After fortnight-long good time, problems seem to be mounting for the new government
Shantanu Datta | June 17, 2014
Prime minister Narendra Modi has had a great run for nearly a month. With inflation admiringly low when he took over, the stock market going through a heady run and the rupee playing stronger by the day against the dollar, Modi’s promised “achchhe din” seemed to have come true.
A quick recap of the initial heady days, then:
The BSE index crossed the 25,000-mark for the first time in history on May 16, the day the BJP won a landslide in the general elections. It achieved a peak of 25,364.71 during the day before closing at 24,121.74 – certainly a shave but an all-time high.
On June 5, the Sensex closed at 25,019.51 – its first close above the 25,000-mark. Records went flying as it achieved one high after another in the days to follow.
At the same time, the rupee, which had tanked to a record low of nearly 70 per dollar in the autumn of last year, also surged as Modi chariot wore on, going up to 58.285 on May 23 – three days before the new PM took oath of office. On June 17, it recorded 60.175 against the dollar, having weakened past the 60-per-dollar mark for the first time since in over a month.
Inflation, too, was down to 5.4 percent in May (though accelerating from 5.2 percent the month before).
With a below-normal monsoon forecast by the met department and the crisis in Iraq showing no signs of abating any time soon to ease oil prices, all the indicators are set to only get worse as the months draw on. Add to it extraneous worries like the ongoing strike at wholesale markets in Nashik, the main hub for onions for many parts of the country, and the new government might have to start wiping tears off consumers much before it expected.
On Tuesday (June 17) opposition leaders from the Congress made hay at finance minister Arun Jaitley’s statement a day before that hoarding and below-normal rain have led to a spike in prices, saying that the BJP used to slam the Manmohan Singh government for much its 10-year tenure for the same reason.
“Jaitley is speaking the same language today but now the country needs results. Inflation should go down and whatever has been promised to people should be fulfilled,” Congress spokesperson Rashid Alvi said.

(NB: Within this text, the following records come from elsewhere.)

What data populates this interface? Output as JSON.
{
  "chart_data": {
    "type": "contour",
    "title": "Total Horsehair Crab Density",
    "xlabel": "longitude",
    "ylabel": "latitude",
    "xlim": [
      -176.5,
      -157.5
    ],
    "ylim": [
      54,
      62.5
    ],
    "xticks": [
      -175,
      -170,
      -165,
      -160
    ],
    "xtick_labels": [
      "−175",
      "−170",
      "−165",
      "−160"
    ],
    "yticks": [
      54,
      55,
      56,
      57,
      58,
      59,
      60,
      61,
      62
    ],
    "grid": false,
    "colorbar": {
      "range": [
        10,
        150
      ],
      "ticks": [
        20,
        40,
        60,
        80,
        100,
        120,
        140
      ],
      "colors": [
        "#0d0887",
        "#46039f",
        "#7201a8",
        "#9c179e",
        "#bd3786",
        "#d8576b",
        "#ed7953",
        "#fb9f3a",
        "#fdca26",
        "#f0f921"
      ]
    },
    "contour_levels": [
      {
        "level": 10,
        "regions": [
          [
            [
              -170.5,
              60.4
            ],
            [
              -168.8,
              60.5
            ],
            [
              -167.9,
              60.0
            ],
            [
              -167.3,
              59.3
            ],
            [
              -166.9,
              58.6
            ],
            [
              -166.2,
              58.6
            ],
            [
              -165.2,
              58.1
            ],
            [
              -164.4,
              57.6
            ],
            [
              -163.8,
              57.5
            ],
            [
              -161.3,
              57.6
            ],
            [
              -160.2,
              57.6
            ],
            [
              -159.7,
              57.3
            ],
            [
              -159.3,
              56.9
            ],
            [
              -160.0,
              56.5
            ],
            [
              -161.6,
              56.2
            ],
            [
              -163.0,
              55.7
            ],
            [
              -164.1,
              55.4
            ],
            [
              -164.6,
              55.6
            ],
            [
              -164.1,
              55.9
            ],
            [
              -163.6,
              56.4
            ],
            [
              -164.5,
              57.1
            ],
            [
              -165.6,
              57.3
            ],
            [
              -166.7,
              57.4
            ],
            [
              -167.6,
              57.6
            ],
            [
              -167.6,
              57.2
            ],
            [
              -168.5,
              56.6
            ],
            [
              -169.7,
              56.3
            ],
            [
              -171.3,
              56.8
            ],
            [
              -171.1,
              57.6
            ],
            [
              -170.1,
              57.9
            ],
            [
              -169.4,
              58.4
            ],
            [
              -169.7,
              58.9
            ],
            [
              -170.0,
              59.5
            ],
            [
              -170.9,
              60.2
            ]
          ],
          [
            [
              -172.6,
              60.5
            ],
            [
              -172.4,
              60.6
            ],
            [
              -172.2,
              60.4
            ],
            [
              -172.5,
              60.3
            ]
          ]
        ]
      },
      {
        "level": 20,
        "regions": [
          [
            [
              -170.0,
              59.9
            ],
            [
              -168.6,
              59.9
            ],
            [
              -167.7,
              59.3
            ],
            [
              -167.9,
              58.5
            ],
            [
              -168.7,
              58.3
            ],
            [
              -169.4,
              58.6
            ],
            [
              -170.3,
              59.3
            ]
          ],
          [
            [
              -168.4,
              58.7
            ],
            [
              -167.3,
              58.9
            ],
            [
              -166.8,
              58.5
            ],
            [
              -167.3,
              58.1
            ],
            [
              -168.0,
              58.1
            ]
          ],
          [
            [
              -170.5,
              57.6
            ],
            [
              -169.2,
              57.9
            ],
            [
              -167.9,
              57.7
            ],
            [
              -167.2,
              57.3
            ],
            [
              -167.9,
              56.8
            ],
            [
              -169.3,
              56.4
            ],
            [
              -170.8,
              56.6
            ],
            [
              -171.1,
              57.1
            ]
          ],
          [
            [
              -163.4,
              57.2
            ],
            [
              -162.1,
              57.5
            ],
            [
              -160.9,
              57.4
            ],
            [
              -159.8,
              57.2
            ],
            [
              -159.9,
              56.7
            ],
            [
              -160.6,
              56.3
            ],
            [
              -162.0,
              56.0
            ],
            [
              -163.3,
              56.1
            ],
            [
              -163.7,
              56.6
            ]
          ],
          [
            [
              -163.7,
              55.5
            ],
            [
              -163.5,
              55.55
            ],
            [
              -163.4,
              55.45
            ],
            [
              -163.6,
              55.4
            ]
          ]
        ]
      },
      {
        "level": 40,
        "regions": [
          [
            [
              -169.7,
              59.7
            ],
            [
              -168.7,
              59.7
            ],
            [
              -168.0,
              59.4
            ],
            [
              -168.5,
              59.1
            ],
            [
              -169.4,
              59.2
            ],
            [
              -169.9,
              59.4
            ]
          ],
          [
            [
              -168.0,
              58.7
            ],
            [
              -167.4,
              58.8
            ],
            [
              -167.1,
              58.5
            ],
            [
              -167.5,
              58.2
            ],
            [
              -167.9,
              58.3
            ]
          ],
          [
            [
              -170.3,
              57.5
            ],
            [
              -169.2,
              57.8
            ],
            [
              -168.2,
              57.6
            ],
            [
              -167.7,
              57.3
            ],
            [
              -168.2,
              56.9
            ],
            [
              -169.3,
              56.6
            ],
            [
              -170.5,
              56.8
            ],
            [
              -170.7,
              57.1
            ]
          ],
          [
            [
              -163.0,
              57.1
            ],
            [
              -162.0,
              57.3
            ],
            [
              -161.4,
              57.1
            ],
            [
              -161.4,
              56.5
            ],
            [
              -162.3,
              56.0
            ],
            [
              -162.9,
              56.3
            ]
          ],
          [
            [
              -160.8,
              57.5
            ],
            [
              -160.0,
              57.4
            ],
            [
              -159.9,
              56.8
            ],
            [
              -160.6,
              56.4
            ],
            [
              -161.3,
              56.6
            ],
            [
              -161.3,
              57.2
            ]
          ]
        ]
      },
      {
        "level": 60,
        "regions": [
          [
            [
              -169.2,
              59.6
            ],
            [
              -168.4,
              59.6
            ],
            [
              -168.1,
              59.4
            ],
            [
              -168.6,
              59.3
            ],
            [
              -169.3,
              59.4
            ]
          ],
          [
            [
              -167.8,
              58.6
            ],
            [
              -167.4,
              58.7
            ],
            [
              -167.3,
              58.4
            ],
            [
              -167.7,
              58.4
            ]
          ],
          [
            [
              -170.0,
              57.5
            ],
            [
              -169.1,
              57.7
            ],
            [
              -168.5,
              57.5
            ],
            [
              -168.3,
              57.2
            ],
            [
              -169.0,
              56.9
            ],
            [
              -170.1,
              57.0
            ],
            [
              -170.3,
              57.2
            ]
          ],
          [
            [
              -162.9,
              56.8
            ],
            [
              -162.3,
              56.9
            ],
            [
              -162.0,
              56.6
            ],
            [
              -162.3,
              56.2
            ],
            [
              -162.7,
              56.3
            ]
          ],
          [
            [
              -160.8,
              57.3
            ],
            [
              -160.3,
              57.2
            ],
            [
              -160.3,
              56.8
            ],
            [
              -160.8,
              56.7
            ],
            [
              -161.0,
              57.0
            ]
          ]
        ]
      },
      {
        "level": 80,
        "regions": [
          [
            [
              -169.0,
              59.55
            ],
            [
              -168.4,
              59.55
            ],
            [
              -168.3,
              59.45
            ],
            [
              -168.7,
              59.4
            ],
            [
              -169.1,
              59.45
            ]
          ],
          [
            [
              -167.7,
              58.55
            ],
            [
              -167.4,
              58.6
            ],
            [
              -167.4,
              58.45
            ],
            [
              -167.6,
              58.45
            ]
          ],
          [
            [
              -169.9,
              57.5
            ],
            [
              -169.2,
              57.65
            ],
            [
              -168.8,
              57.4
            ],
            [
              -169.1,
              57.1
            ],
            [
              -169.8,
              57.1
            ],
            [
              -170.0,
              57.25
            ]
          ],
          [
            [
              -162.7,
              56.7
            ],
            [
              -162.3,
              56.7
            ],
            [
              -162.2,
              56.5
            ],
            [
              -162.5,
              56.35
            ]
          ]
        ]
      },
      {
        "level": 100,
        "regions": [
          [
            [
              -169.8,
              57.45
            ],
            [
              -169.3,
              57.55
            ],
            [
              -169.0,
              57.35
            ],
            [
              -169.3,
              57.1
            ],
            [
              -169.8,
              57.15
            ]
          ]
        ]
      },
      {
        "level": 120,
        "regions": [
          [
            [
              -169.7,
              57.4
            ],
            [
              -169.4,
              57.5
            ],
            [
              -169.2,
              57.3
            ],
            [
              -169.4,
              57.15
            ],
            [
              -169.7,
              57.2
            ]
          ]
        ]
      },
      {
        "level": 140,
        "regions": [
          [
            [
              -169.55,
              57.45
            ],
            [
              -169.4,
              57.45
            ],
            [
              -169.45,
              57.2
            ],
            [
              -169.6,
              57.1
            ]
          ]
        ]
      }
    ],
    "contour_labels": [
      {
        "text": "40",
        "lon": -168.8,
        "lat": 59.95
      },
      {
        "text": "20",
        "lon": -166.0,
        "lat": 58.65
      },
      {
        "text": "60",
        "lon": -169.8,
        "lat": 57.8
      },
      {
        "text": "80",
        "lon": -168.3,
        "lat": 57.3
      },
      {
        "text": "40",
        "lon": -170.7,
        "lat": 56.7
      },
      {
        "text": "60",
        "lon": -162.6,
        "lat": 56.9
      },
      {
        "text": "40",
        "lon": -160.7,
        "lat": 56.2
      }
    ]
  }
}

Pointing out that inflation has increased since the NDA came to power, former Congress MP PC Chacko said, “Producing more alone will not control the prices. The government should explain why inflation has gone up in one month since they have come into power… just blaming will not help.”
The Modi government is facing a slight hiccup on that front, too. While the PM has been silent on most issues barring his daily work, with the Twitter handle of the PMO posting updates at regular intervals, to the extent of even inviting criticism for a silence made famous by his predecessor, many of Modi’s colleagues still seem to be reveling in their role as the opposition.
The three biggest problems the three-week-old government has faced thus far – violence against women and law and order situation in Uttar Pradesh as well as the strife in Pune with a communal tinge, the power crisis in many parts but primarily Delhi that has received media attention, and the rising prices – have seen interesting approaches by the ministers in charge.
While home minister Rajnath Singh has been more or less silent – only slightly better than his predecessor Sushilkumar Shinde, who put his foot bang into his mouth each time he opened it to eject irrelevant remarks – finance minister Jaitley was quick to pass the buck on to third parties (including the weather) with whom the average citizen has zero contact, and who are thus unaccountable.
Power minister Piyush Goyal, meanwhile, breathed fire against the Congress government at the state and the centre for the mess the power situation in the capital is in.